One of the biggest challenges for acoustic fiber in the oilfield is making the business case to use it onshore, Robart said. Installing the technology can cost as much as several hundred thousand dollars a well, meaning it doesn’t pay off as easily on a $6 million land well as it would on a $50 million offshore well, he said.
To confirm how large a fracture was and where it went, companies still need to use a network of specific sensors called geophones to listen from a nearby monitoring well, measuring subtle earth movements from the rock cracking. Some service companies want to one day ditch these microseismic tools and get the same listening sensitivity from their one fiber optic line, helping bring costs down and becoming more efficient.
U.S. Seismic is using three acoustic fiber-optic lines to listen for sounds in place of traditional geophones. The technology provides a more accurate sense of how far the cracks penetrated the rock and in which direction, said Jim Andersen, chief executive officer of U.S. Seismic.
Direction of Cracks
Contractors ranging from Halliburton to Exiius LLC have begun permanently installing fiber optic lines in U.S. wells. During completion of a just-drilled well, the fiber can listen for subtle noises that suggest sealing the well with cement didn’t work properly.

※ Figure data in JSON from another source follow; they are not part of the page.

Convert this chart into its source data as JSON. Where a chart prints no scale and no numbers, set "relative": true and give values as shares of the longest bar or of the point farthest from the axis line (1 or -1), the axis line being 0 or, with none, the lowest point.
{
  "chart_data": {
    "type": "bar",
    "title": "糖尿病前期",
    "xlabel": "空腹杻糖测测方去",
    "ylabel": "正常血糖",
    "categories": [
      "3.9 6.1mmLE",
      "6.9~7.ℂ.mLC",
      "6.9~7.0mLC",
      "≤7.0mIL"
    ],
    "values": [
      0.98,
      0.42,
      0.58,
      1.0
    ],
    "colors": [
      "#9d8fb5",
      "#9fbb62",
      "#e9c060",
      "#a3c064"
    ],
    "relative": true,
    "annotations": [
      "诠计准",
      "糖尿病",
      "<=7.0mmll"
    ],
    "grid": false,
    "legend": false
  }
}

Then the fiber can listen for good and bad fracking stages, and finally it’ll be able to confirm if oil and gas is flowing. Eventually they’ll be able to actually measure production flow based on sounds, McColpin said. He compares it to a flute: as different holes in the well’s casing are open or clogged, the sound pitch of fluids flowing through the well are affected.
Programmers also are working on algorithms to detect the difference in sound for water versus oil flowing into the well from surrounding rock. Then valves for different areas in the well bore could be opened or closed as needed to minimize water incursion, which is a waste.

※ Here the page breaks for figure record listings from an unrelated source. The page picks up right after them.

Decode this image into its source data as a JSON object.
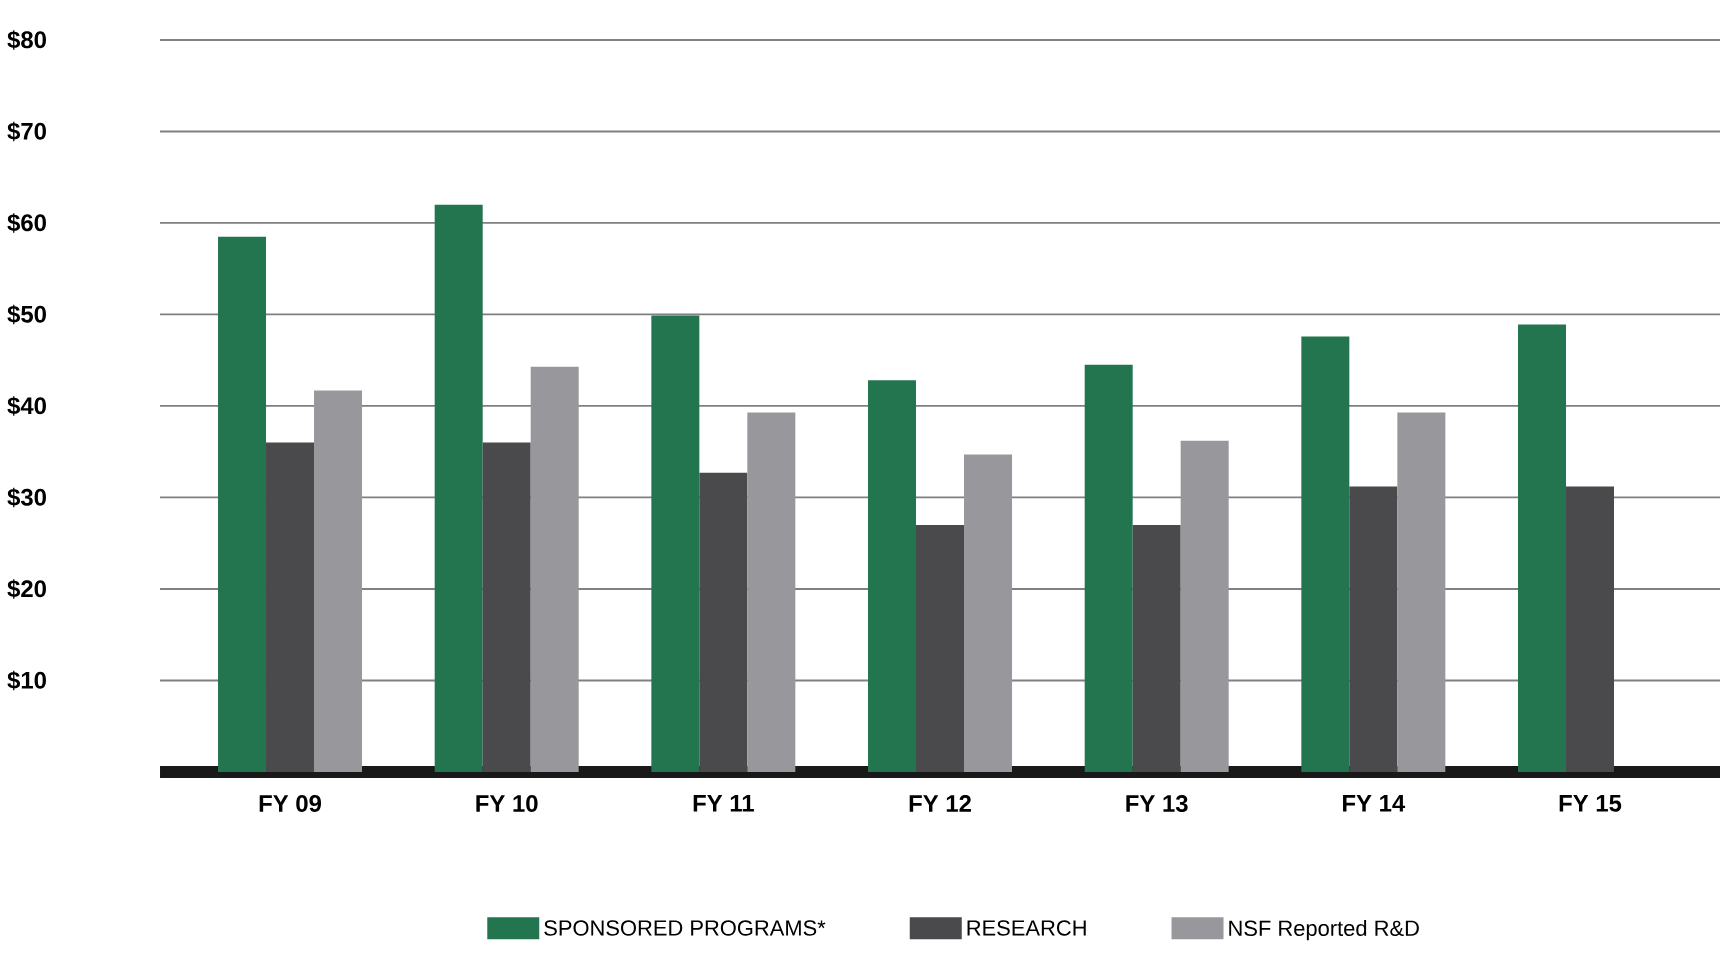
{
  "chart_data": {
    "type": "bar",
    "categories": [
      "FY 09",
      "FY 10",
      "FY 11",
      "FY 12",
      "FY 13",
      "FY 14",
      "FY 15"
    ],
    "series": [
      {
        "name": "SPONSORED PROGRAMS*",
        "color": "#237550",
        "values": [
          58.5,
          62.0,
          49.9,
          42.8,
          44.5,
          47.6,
          48.9
        ]
      },
      {
        "name": "RESEARCH",
        "color": "#4a4a4c",
        "values": [
          36.0,
          36.0,
          32.7,
          27.0,
          27.0,
          31.2,
          31.2
        ]
      },
      {
        "name": "NSF Reported R&D",
        "color": "#98989c",
        "values": [
          41.7,
          44.3,
          39.3,
          34.7,
          36.2,
          39.3,
          null
        ]
      }
    ],
    "ylim": [
      0,
      80
    ],
    "yticks": [
      {
        "value": 10,
        "label": "$10"
      },
      {
        "value": 20,
        "label": "$20"
      },
      {
        "value": 30,
        "label": "$30"
      },
      {
        "value": 40,
        "label": "$40"
      },
      {
        "value": 50,
        "label": "$50"
      },
      {
        "value": 60,
        "label": "$60"
      },
      {
        "value": 70,
        "label": "$70"
      },
      {
        "value": 80,
        "label": "$80"
      }
    ],
    "grid": "y",
    "legend": "bottom"
  }
}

Scientists also want to beef up the listening capability of the fiber optic line during seismic shoots of the underground rock to capture better reservoir images for future exploration.
Submarines were among the first adopters of acoustic fiber-optic technology in the late 1990s. Some of OptaSense’s technology expertise originates from its parent company, Qinetiq (QQ/), a U.K. defense contractor providing military services ranging from drones to cyber security.
Before moving to U.S. Seismic, Andersen previously ran the group at Litton Industries Inc. that sold about $450 million worth of fiber-optic sensor technology to the U.S. Navy. Northrop Grumman Corp. (NOC), a maker of surveillance drones, bought Litton in 2001 for about $5 billion.
Outside of oil and gas production, fiber optic lines are being used on pipelines to detect leaks or foul play, for monitoring perimeter security along a property fence line and to measure the stress on infrastructure such as roads and bridges. The rebuilt Interstate 35 bridge in Minneapolis is now packed with 300 fiber-optic sensors after it collapsed in 2007, Krohn said.
One of the biggest challenges for the new technology is figuring out what to do with the mountains of data they’re collecting. Halliburton has assembled engineers, scientists and former U.S. space program technicians in a Houston lab to comb through data that pours in fast enough to fill up a DVD every 28 seconds.
So far, companies are afraid to throw anything out, not knowing what might prove to be the crucial puzzle piece later, McColpin said.
“It’s untenable,” he said. “You can’t collect 15 terrabytes a week continuously for 20 years on a well.”